You can try cleaning up the stored procedure situation, but you'll need to be careful not to break anything along the way... Personnally, I'd start with the most frequently used procedures and find and fix significant inefficiencies. I wouldn't delete any stored procedure until I were certain it was completely without use (an idea to test to see if a procedure is unused would be to add another table (called "SP_usage", or something like that) and add an INSERT statement to every procedure that you think is no longer in use that will put a record in that table indicating the procedure called (and perhaps when, as well, in order to help tracking down where it's being called from). If after X amount of time passes and the procedures haven't been called, then toss them (X being an amount of time in which all branches of code should have been reached at least once).).
The recursive areas may be solid candidates for reworking, but just because there is recursion doesn't mean it is poorly done. Some problems just by nature have recursive solutions, and stored procedures are probably too high level to make managing the stack oneself a worthwhile performace boost (in C/C++, the cost of a function call can be worth avoiding recursive calls (depending on how often they'd happen and how deep the recursion goes), but one usually needs to maintain ones own stack to keep everything straight (except for the case of tail recursion, which no programmer worth a damn should be doing in the first place)).

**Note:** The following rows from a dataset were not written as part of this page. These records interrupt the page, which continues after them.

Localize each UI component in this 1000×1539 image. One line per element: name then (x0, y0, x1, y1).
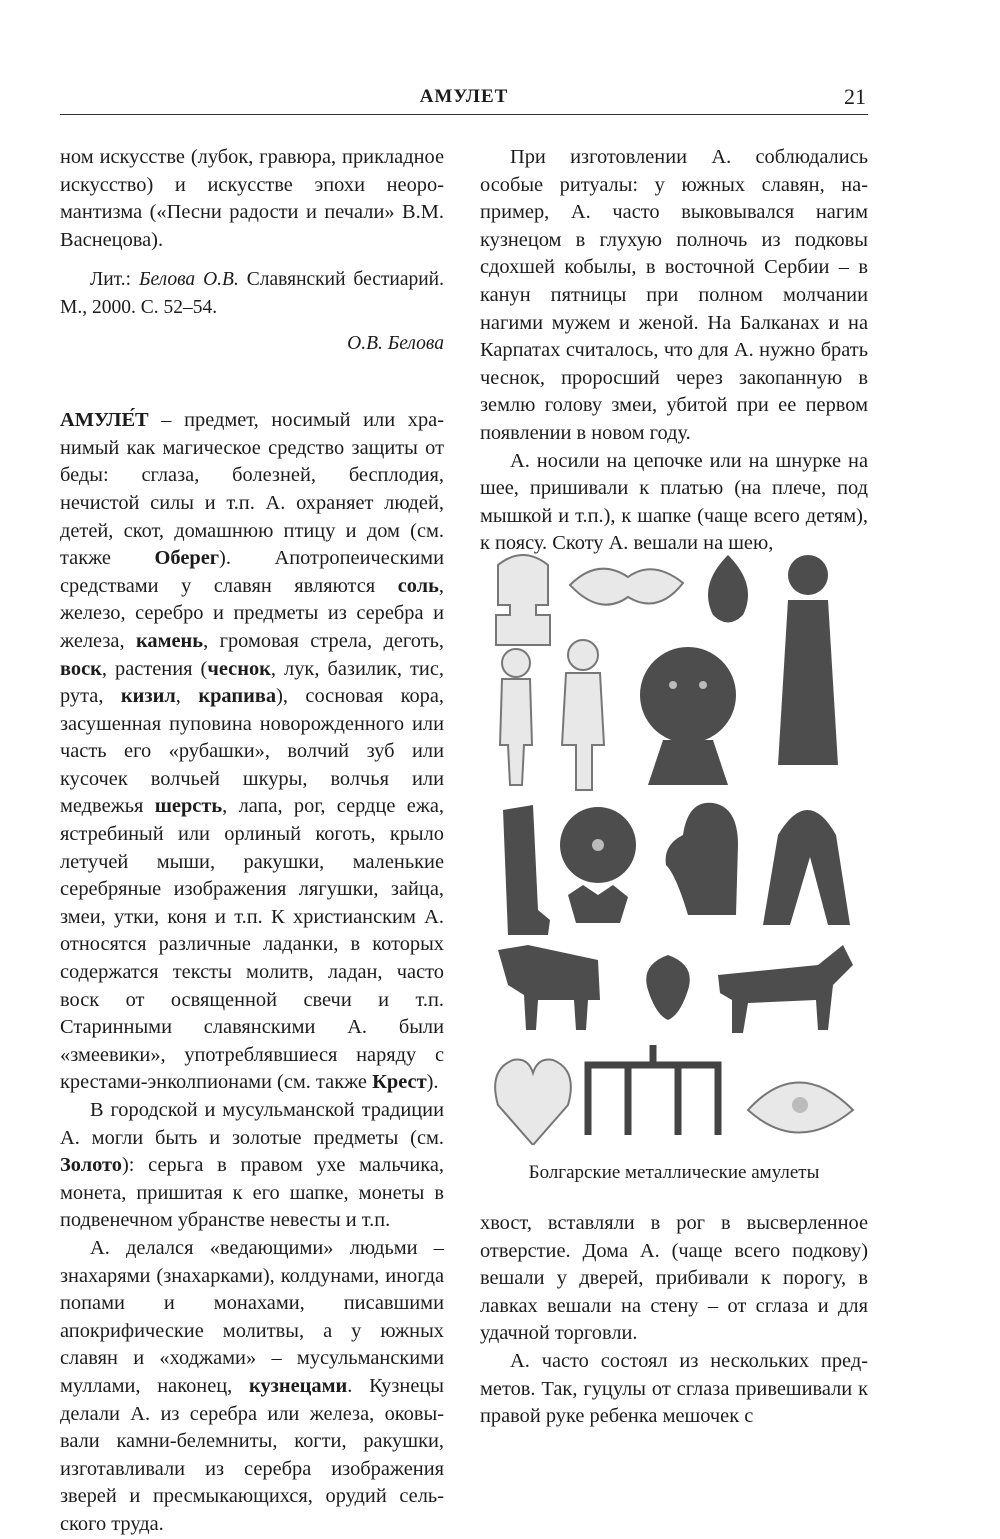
page-number: 21 (844, 84, 866, 109)
amulet-face-icon (640, 647, 736, 785)
paragraph-tail: хвост, вставляли в рог в высверленное отверстие. Дома А. (чаще всего подкову) вешали у дверей, прибивали к порогу, в лавках вешали на стену – от сглаза и для удачной торговли. (480, 1212, 868, 1345)
cross-ref-zoloto: Золото (60, 1154, 122, 1177)
literature-author: Белова О.В. (138, 269, 239, 291)
amulet-heart-icon (495, 1060, 571, 1145)
continued-paragraph: ном искусстве (лубок, гравюра, прикладное искусство) и искусстве эпохи неоромантизма («Песни радости и печали» В.М. Васнецова). (60, 146, 444, 251)
amulet-small-figure-1-icon (500, 649, 532, 785)
running-head: АМУЛЕТ (419, 86, 509, 107)
figure-caption: Болгарские металлические амулеты (528, 1162, 820, 1183)
entry-amulet: АМУЛЕ́Т – предмет, носимый или хранимый как магическое средство защиты от беды: сглаза, болезней, бесплодия, нечистой силы и т.п. А. охраняет людей, детей, скот, домашнюю птицу и дом (см. также Оберег). Апотропеическими средствами у славян являются соль, железо, серебро и предметы из серебра и железа, камень, громовая стрела, деготь, воск, растения (чеснок, лук, базилик, тис, рута, кизил, крапива), сосновая кора, засушенная пуповина новорожденного или часть его «рубашки», волчий зуб или кусочек волчьей шкуры, волчья или медвежья шерсть, лапа, рог, сердце ежа, ястребиный или орлиный коготь, крыло летучей мыши, ракушки, маленькие серебряные изображения лягушки, зайца, змеи, утки, коня и т.п. К христианским А. относятся различные ладанки, в которых содержатся тексты молитв, ладан, часто воск от освященной свечи и т.п. Старинными славянскими А. были «змеевики», употреблявшиеся наряду с крестами-энколпионами (см. также Крест). (60, 409, 445, 1094)
amulet-double-oval-icon (570, 569, 683, 605)
right-column-top (480, 144, 868, 558)
cross-ref-krest: Крест (372, 1071, 427, 1094)
amulet-crown-icon (568, 885, 628, 923)
cross-ref-kizil: кизил (120, 685, 176, 708)
right-column-bottom (480, 1210, 868, 1431)
paragraph-rituals: При изготовлении А. соблюдались особые ритуалы: у южных славян, например, А. часто выковывался нагим кузнецом в глухую полночь из подковы сдохшей кобылы, в восточной Сербии – в канун пятницы при полном молчании нагими мужем и женой. На Балканах и на Карпатах считалось, что для А. нужно брать чеснок, проросший через закопанную в землю голову змеи, убитой при ее первом появлении в новом году. (480, 146, 868, 444)
amulet-bust-icon (496, 555, 550, 645)
cross-ref-sol: соль (397, 574, 439, 597)
cross-ref-kuznetsy: кузнецами (249, 1374, 348, 1397)
cross-ref-vosk: воск (60, 657, 102, 680)
amulet-arch-icon (763, 810, 850, 925)
amulet-boot-icon (503, 805, 550, 935)
author-signature: О.В. Белова (347, 332, 444, 354)
amulet-standing-figure-icon (778, 555, 838, 765)
cross-ref-sherst: шерсть (154, 795, 223, 818)
amulets-illustration (488, 545, 863, 1145)
amulet-teardrop-icon (646, 955, 690, 1020)
cross-ref-obereg: Оберег (154, 547, 220, 570)
cross-ref-chesnok: чеснок (207, 657, 271, 680)
cross-ref-kamen: камень (135, 629, 204, 652)
amulet-cow-icon (498, 945, 600, 1030)
amulet-small-figure-2-icon (562, 640, 604, 790)
amulet-gate-icon (588, 1045, 718, 1135)
paragraph-composite: А. часто состоял из нескольких предметов. Так, гуцулы от сглаза привешивали к правой руке ребенка мешочек с (480, 1349, 868, 1428)
entry-title: АМУЛЕ́Т (60, 409, 149, 432)
literature-reference: Лит.: Белова О.В. Славянский бестиарий. М., 2000. С. 52–54. (60, 269, 444, 318)
amulet-eye-icon (748, 1083, 853, 1133)
paragraph-wearing: А. носили на цепочке или на шнурке на шее, пришивали к платью (на плече, под мышкой и т.п.), к шапке (чаще всего детям), к поясу. Скоту А. вешали на шею, (480, 449, 868, 555)
amulet-drop-icon (708, 555, 748, 623)
amulets-image (488, 545, 863, 1145)
page-header (60, 82, 868, 115)
amulet-horse-icon (718, 945, 853, 1033)
amulet-mitten-icon (666, 803, 738, 915)
paragraph-gold: В городской и мусульманской традиции А. могли быть и золотые предметы (см. Золото): серьга в правом ухе мальчика, монета, пришитая к его шапке, монеты в подвенечном убранстве невесты и т.п. (60, 1099, 444, 1232)
paragraph-makers: А. делался «ведающими» людьми – знахарями (знахарками), колдунами, иногда попами и монахами, писавшими апокрифические молитвы, а у южных славян и «ходжами» – мусульманскими муллами, наконец, кузнецами. Кузнецы делали А. из серебра или железа, оковывали камни-белемниты, когти, ракушки, изготавливали из серебра изображения зверей и пресмыкающихся, орудий сельского труда. (60, 1236, 444, 1535)
left-column (60, 144, 444, 1539)
amulet-disc-icon (560, 807, 636, 883)
cross-ref-krapiva: крапива (198, 685, 277, 708)
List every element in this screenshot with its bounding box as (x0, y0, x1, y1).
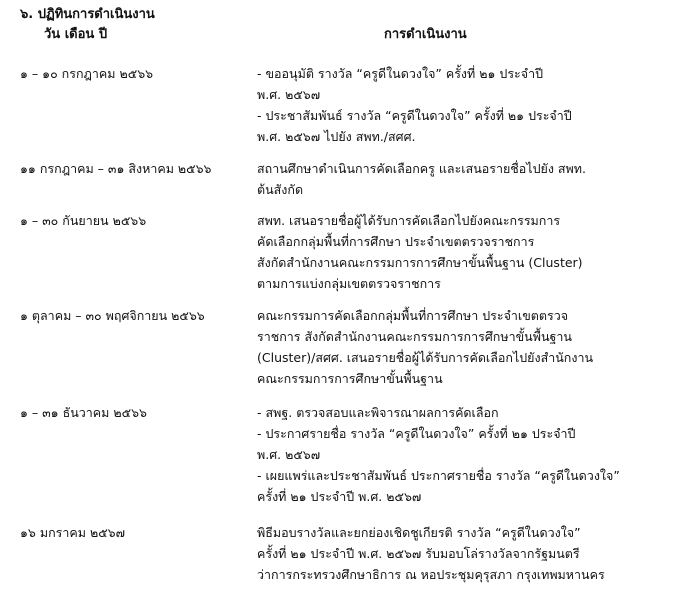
action-line: พ.ศ. ๒๕๖๗ (257, 87, 321, 102)
action-line: ว่าการกระทรวงศึกษาธิการ ณ หอประชุมคุรุสภา กรุงเทพมหานคร (257, 567, 605, 582)
action-line: สังกัดสำนักงานคณะกรรมการการศึกษาขั้นพื้นฐาน (Cluster) (257, 255, 583, 270)
row-action (257, 402, 659, 507)
action-line: พิธีมอบรางวัลและยกย่องเชิดชูเกียรติ รางวัล “ครูดีในดวงใจ” (257, 525, 581, 540)
row-date: ๑ – ๑๐ กรกฎาคม ๒๕๖๖ (20, 66, 154, 81)
action-line: คณะกรรมการการศึกษาขั้นพื้นฐาน (257, 371, 443, 386)
row-date: ๑๖ มกราคม ๒๕๖๗ (20, 525, 125, 540)
row-action (257, 522, 659, 585)
row-action (257, 63, 659, 147)
row-action (257, 210, 659, 294)
action-line: - ประกาศรายชื่อ รางวัล “ครูดีในดวงใจ” ครั้งที่ ๒๑ ประจำปี (257, 426, 576, 441)
row-action (257, 305, 659, 389)
row-date: ๑ ตุลาคม – ๓๐ พฤศจิกายน ๒๕๖๖ (20, 308, 205, 323)
row-date: ๑๑ กรกฎาคม – ๓๑ สิงหาคม ๒๕๖๖ (20, 161, 212, 176)
section-title: ๖. ปฏิทินการดำเนินงาน (20, 7, 155, 22)
action-line: - สพฐ. ตรวจสอบและพิจารณาผลการคัดเลือก (257, 405, 499, 420)
action-line: คณะกรรมการคัดเลือกกลุ่มพื้นที่การศึกษา ประจำเขตตรวจ (257, 308, 569, 323)
action-line: - ประชาสัมพันธ์ รางวัล “ครูดีในดวงใจ” ครั้งที่ ๒๑ ประจำปี (257, 108, 572, 123)
row-action (257, 158, 659, 200)
action-line: ต้นสังกัด (257, 182, 304, 197)
action-line: คัดเลือกกลุ่มพื้นที่การศึกษา ประจำเขตตรวจราชการ (257, 234, 535, 249)
action-line: - เผยแพร่และประชาสัมพันธ์ ประกาศรายชื่อ รางวัล “ครูดีในดวงใจ” (257, 468, 620, 483)
action-line: ตามการแบ่งกลุ่มเขตตรวจราชการ (257, 276, 441, 291)
action-line: - ขออนุมัติ รางวัล “ครูดีในดวงใจ” ครั้งที่ ๒๑ ประจำปี (257, 66, 544, 81)
action-line: ครั้งที่ ๒๑ ประจำปี พ.ศ. ๒๕๖๗ (257, 489, 422, 504)
row-date: ๑ – ๓๑ ธันวาคม ๒๕๖๖ (20, 405, 147, 420)
action-line: สถานศึกษาดำเนินการคัดเลือกครู และเสนอรายชื่อไปยัง สพท. (257, 161, 586, 176)
action-line: สพท. เสนอรายชื่อผู้ได้รับการคัดเลือกไปยังคณะกรรมการ (257, 213, 561, 228)
action-line: พ.ศ. ๒๕๖๗ (257, 447, 321, 462)
column-header-date: วัน เดือน ปี (44, 27, 108, 42)
action-line: ราชการ สังกัดสำนักงานคณะกรรมการการศึกษาขั้นพื้นฐาน (257, 329, 572, 344)
action-line: (Cluster)/สศศ. เสนอรายชื่อผู้ได้รับการคัดเลือกไปยังสำนักงาน (257, 350, 594, 365)
row-date: ๑ – ๓๐ กันยายน ๒๕๖๖ (20, 213, 147, 228)
action-line: ครั้งที่ ๒๑ ประจำปี พ.ศ. ๒๕๖๗ รับมอบโล่รางวัลจากรัฐมนตรี (257, 546, 580, 561)
action-line: พ.ศ. ๒๕๖๗ ไปยัง สพท./สศศ. (257, 129, 416, 144)
column-header-action: การดำเนินงาน (384, 27, 467, 42)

With 900 stored procedures, it may be difficult (or wishful thinking), but it may prove helpful to map out which stored procedure uses what tables how (INSERT/UPDATE/etc., and which columns are used) and calls what other stored procedures (and perhaps also add which application uses each procedure and where, trigger/index info, etc.). You could pack all this info into its own db and, if kept up to date, be able to see where things connect so that the impact of a change can be better predicted before it is made (plus, you'd be able to tell when something no longer has anything dependant on it and is safe to drop). I'm somewhat tempted to do similar things with my own system, but making my system easier to handle would make me more expendable... politics are perverse, but why should I let my boss be the only one to play the game?